Ristrutturazione. Bilancio positivo, circa il 10% della superficie europea (oltre 305.000 ettari) è stato sottoposto a questa misura. Urge però definire meglio certe operazioni, in modo da evitare che si tramutino in qualcosa che spinga verso rese più alte, e migliorare le tecniche di gestione delle vigne, oltre a implementare operazioni colturali cosiddette “green”, tese a risparmiare energia. Si rifletterà anche sui premi, in modo da avere criteri omogenei e soprattutto adeguati.
Promozione. La Commissione intende aumentare l’efficienza della misura in particolare sul lato dei controlli, sulle priorità da dare a piccole e medie imprese, marchi collettivi e l’eligibilità di alcune spese (qui un resoconto più dettagliato).
Investimenti. Emerge chiara la necessità di avere una netta demarcazione con le misure già finanziate con lo Sviluppo rurale, che ha creato notevoli problemi in Spagna e Italia. Verranno poste in essere linee-guida europee.
Dop e Igp ed etichettatura. E’ il capitolo che sta più a cuore alla Commissione. Intanto, si nota come – nel passaggio verso i disciplinari consolidati – 143 Do e Ig hanno perso la protezione per mancanza di invio di documentazione nei tempi prefissati. Delle oltre 1.500 domande di protezione pervenute, la Commissione nota che la maggior parte presentavano irregolarità. La novità più sostanziosa è che nel “Pacchetto qualità” dovrebbero trovare posto non solo i vini varietali, ma anche i vini a marchio che sono riconosciuti dai consumatori come prodotti di alta qualità. Per loro si aprirebbe la porta della tutela europea.
Per quel che concerne l’etichettatura, la Commissione punta il faro sui vini varietali, che nel 2011 hanno rappresentato 4,6 milioni di ettolitri, il 68% dei quali spagnoli e il 20% francesi. Molti Stati, Italia in testa – si legge testualmente – sono recalcitranti nello sviluppare questo tipo di vini, escludendo la maggior parte delle varietà perché presenti in vini Dop. In particolare (e qui il riferimento all’Italia è palese) la legislazione europea mostra incoerenza per quanto riguarda l’indicazione della varietà di uva all’interno del nome di una Dop o Igp. Qui, oltre a creare una nuova categoria di “vini varietali”, dice la Commissione, urge porre mano alla modifica delle regole che sovrintendono l’utilizzo delle varietà di vite in etichetta.

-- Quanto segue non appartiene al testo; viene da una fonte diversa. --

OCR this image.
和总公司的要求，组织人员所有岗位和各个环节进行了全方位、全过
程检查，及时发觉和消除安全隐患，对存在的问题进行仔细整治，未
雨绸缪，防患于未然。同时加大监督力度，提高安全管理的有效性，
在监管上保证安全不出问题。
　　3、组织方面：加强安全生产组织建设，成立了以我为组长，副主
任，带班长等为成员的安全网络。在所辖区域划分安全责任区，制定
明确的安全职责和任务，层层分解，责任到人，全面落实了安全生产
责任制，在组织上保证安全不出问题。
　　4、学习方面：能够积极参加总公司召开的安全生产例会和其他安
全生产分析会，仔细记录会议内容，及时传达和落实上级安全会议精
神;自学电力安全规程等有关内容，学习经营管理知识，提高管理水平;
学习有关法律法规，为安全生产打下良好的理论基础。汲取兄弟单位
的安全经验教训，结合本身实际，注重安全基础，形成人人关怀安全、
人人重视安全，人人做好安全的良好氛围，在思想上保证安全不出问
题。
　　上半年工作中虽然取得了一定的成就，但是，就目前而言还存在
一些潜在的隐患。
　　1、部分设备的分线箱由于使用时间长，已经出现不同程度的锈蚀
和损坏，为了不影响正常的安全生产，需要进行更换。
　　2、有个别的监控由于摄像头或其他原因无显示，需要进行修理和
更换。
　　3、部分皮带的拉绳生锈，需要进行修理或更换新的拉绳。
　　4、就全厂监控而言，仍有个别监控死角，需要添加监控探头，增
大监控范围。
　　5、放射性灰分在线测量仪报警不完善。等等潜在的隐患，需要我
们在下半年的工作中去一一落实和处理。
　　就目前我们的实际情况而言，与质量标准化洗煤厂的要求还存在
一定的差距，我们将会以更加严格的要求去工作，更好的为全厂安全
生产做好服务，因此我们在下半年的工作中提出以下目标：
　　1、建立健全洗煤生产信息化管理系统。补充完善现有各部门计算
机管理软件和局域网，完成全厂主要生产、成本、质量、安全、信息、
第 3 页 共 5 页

Pratiche enologiche. Dando per scontato che tutte quelle introdotte nell’Ocm sono andate nel giusto spirito di dare ai produttori europei regole paritarie con quelli degli altri Paesi, la Commissione nota come sui vini dealcolati ci sia una diffusa disomogeneità tra Paesi: alcuni (Austria, Germania) hanno legiferato in materia, altri no. L’Europa dovrebbe pervenire a un regolamento comune, introducendo nuove categorie di vini (“vini dealcolati” o “parzialmente dealcolati”) in linea con la recente risoluzione dell’Oiv.
Un intervento armonizzatore infine si ritiene necessario per quanto riguarda il contenuto minimo di alcol, alla luce del fatto che – nonostante l’Oiv ponga come limite gli 8,5° – ci sono troppe eccezioni (vini aromatici, spumanti ecc.). Stesso discorso per il contenuto massimo, che varia a seconda delle zone di produzione.